Our autumn building started from an AFC 216 Kg DM/ha on 23rd August. The rain in September brought on grass growth and it peaked and stayed around 700 Kg DM/ha during October as we sold some cows to drop stocking rate from 3 LU/Ha to 2.6 LU/ha and zero-grazed in silage ground. I stopped spreading chemical N in July with the drought. With the background release of N and slurry in September, we decided there was adequate amounts without it. Considering we are still grazing today, we’re happy with our decision.

We’ve been out by day since the end of October due to rainfall. We picked which days to graze and probably lost a week during November that they didn’t go out. The AFC on 10th November was actually 949 Kg DM/ha, so this meant we could keep grazing and tomorrow November 30th will be the last grazing.

We used the projected wedge last week and it gave us the confidence to graze two more paddocks but I’m only grazing one as I’d prefer to have the other for the spring. The wedge predicts my closing cover on Dec 1st will be 830 Kg DM/ha. I’m doing our closing cover tomorrow to clarify this.

The paddock we grazed was a clover paddock oversown in May. The clover has come on really well this autumn and it was at 1,400 Kg DM/ha but we wanted to get light down to the base. We have zero-grazed grass come in for another 10 days or so.

Flexibility is essential for us here, if we stuck rigidly to a plan you wouldn’t manage. Every week we have to respond differently to our plans when it isn’t going right. I’m a big believer in keeping in touch with the people who know, and this is why I find the grass group a great asset to our farm.
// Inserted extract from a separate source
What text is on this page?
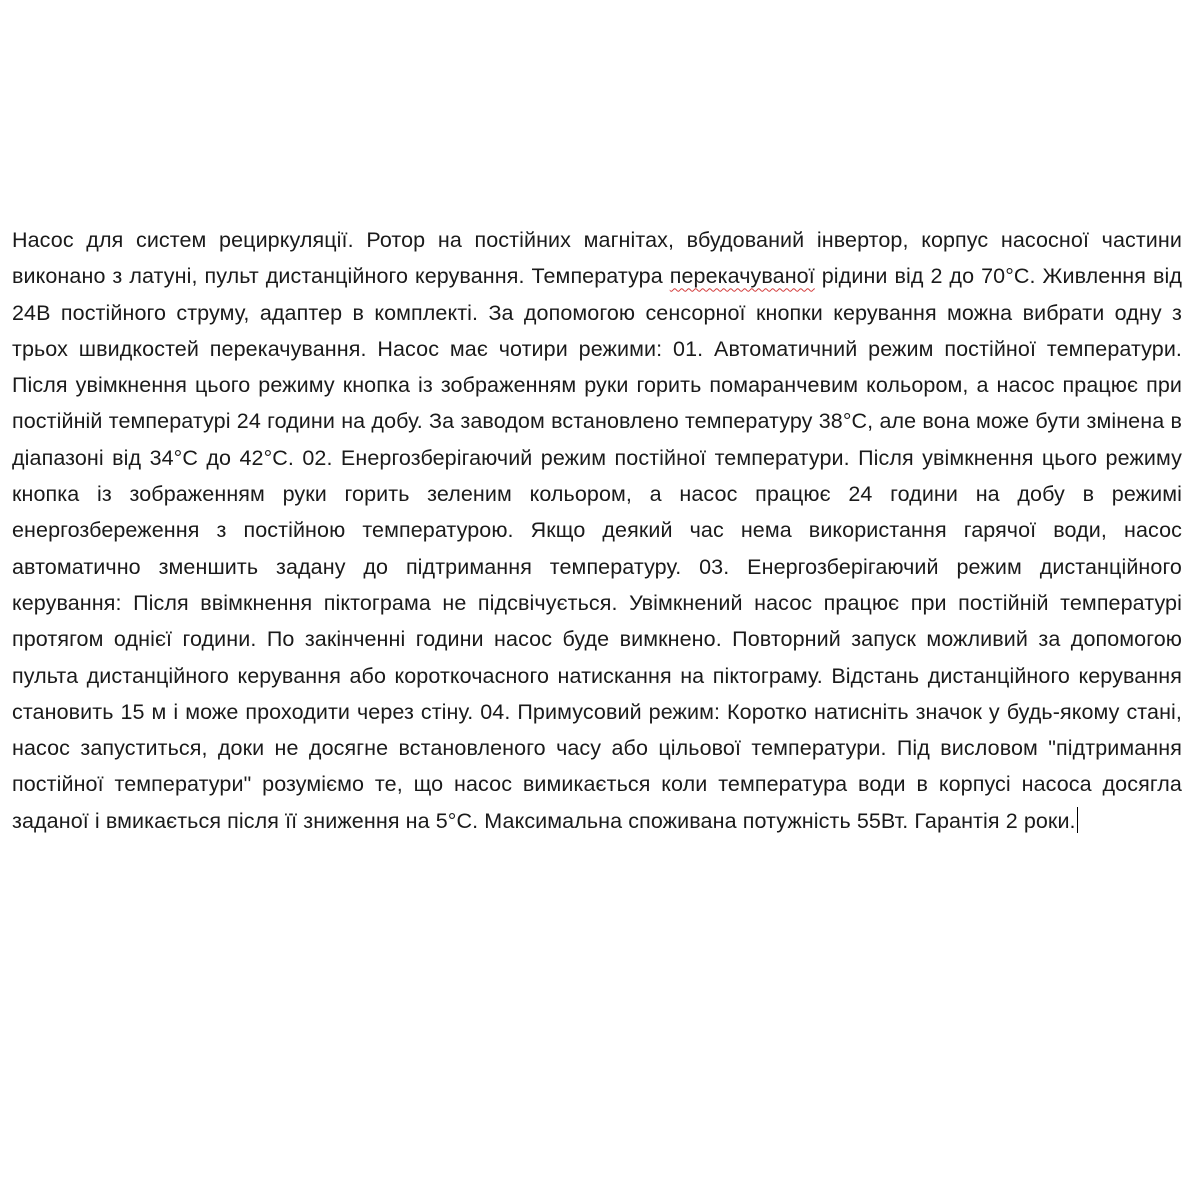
Насос для систем рециркуляції. Ротор на постійних магнітах, вбудований інвертор, корпус насосної частини виконано з латуні, пульт дистанційного керування. Температура перекачуваної рідини від 2 до 70°С. Живлення від 24В постійного струму, адаптер в комплекті. За допомогою сенсорної кнопки керування можна вибрати одну з трьох швидкостей перекачування. Насос має чотири режими: 01. Автоматичний режим постійної температури. Після увімкнення цього режиму кнопка із зображенням руки горить помаранчевим кольором, а насос працює при постійній температурі 24 години на добу. За заводом встановлено температуру 38°С, але вона може бути змінена в діапазоні від 34°С до 42°С. 02. Енергозберігаючий режим постійної температури. Після увімкнення цього режиму кнопка із зображенням руки горить зеленим кольором, а насос працює 24 години на добу в режимі енергозбереження з постійною температурою. Якщо деякий час нема використання гарячої води, насос автоматично зменшить задану до підтримання температуру. 03. Енергозберігаючий режим дистанційного керування: Після ввімкнення піктограма не підсвічується. Увімкнений насос працює при постійній температурі протягом однієї години. По закінченні години насос буде вимкнено. Повторний запуск можливий за допомогою пульта дистанційного керування або короткочасного натискання на піктограму. Відстань дистанційного керування становить 15 м і може проходити через стіну. 04. Примусовий режим: Коротко натисніть значок у будь-якому стані, насос запуститься, доки не досягне встановленого часу або цільової температури. Під висловом "підтримання постійної температури" розуміємо те, що насос вимикається коли температура води в корпусі насоса досягла заданої і вмикається після її зниження на 5°С. Максимальна споживана потужність 55Вт. Гарантія 2 роки.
Average Farm Cover (AFC): 870 KgDM/ha
Growth: 10 KgDM/ha/day
Annual Tonnage YTD: 11.7 T DM/ha - year to date
No. Grazings/Cuts: 9.1
Kg N/ha (milking platform): 171 Kg N/ha (Inc. 35 Kg N/ha organic)

Soil Fertility

The farm was soil tested last winter. The farm is in index 3s and 4s for P and K. We do need to spread lime and I’d like to spread around 200 T lime between now and the spring if conditions allow.